Fig.5. ZEB1 plays a major role in control of EMT in mesenchymal-like breast cancer cells.

A, Knockdowns of individual EMT-TFs in MDA231LN cells cause partial MET. WB (left panel) and RT-qPCR (right panel) analyses of MDA231LN cells infected with pGIPZ lentiviruses encoding Control and two different shRNAs against each SNAI1/2 and ZEB1/2. B, WB analysis of BT549 cells infected with pTRIPZ lentiviruses encoding Control shRNA and two different shRNAs against TWIST1, which were then reinfected with pTRIPZ lentiviruses encoding Control shRNA and shRNA against ZEB1. C, WB (left panel) and RT-qPCR (right panel) analyses of MDA231LN cells expressing Control, SNAI2-3 or ZEB1-3 shRNAs as shown in (A) reinfected with lentiviruses encoding Control shRNA or shRNA against SNAI1, ZEB2 or SNAI2, respectively.
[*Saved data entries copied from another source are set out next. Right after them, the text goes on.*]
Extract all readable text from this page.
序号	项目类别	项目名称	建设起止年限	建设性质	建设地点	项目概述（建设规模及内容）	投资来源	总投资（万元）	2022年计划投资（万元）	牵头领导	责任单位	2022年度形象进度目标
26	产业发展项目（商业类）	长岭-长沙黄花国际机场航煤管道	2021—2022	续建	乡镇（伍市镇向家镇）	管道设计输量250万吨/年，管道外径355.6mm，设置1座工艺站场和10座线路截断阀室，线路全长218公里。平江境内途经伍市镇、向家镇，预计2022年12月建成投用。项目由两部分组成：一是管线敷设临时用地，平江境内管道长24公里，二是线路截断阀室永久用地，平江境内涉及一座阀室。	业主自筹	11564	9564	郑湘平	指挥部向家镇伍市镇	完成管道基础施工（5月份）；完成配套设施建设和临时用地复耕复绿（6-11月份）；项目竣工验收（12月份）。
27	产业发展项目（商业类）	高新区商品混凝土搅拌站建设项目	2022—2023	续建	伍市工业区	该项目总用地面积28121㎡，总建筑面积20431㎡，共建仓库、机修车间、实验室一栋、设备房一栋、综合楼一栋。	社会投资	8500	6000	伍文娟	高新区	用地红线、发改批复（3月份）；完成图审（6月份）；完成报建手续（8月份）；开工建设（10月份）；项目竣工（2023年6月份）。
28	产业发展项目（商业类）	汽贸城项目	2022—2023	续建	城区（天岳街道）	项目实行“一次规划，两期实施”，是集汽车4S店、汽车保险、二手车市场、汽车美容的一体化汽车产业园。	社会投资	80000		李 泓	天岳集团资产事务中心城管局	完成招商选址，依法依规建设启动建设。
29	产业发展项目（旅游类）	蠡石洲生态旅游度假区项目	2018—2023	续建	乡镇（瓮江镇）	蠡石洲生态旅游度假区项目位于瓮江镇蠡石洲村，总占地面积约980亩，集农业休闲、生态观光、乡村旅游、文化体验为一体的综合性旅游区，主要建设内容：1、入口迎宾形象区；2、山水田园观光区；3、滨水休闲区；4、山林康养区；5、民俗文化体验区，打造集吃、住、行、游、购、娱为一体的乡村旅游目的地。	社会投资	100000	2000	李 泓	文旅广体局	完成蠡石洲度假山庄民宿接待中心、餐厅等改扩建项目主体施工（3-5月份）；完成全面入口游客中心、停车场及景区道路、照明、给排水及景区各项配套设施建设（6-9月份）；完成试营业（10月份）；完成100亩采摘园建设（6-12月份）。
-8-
D, Phase contrast images, E, cell proliferation analysis, F, in vitro invasion assay of the indicated MDA231LN double knockdown cell lines described in (C). G, Cell lines described in (C) were injected into mammary fad pad of NSG mice, and the number of metastases was quantified in mouse lungs 5 weeks post-injection (n=4 for control and n=6 per other groups). The data are mean ± SEM of three biological replicates (A,C,E,F). ANOVA with Dunnett’s post-test, ** - p<0.01, *** - p<0.001.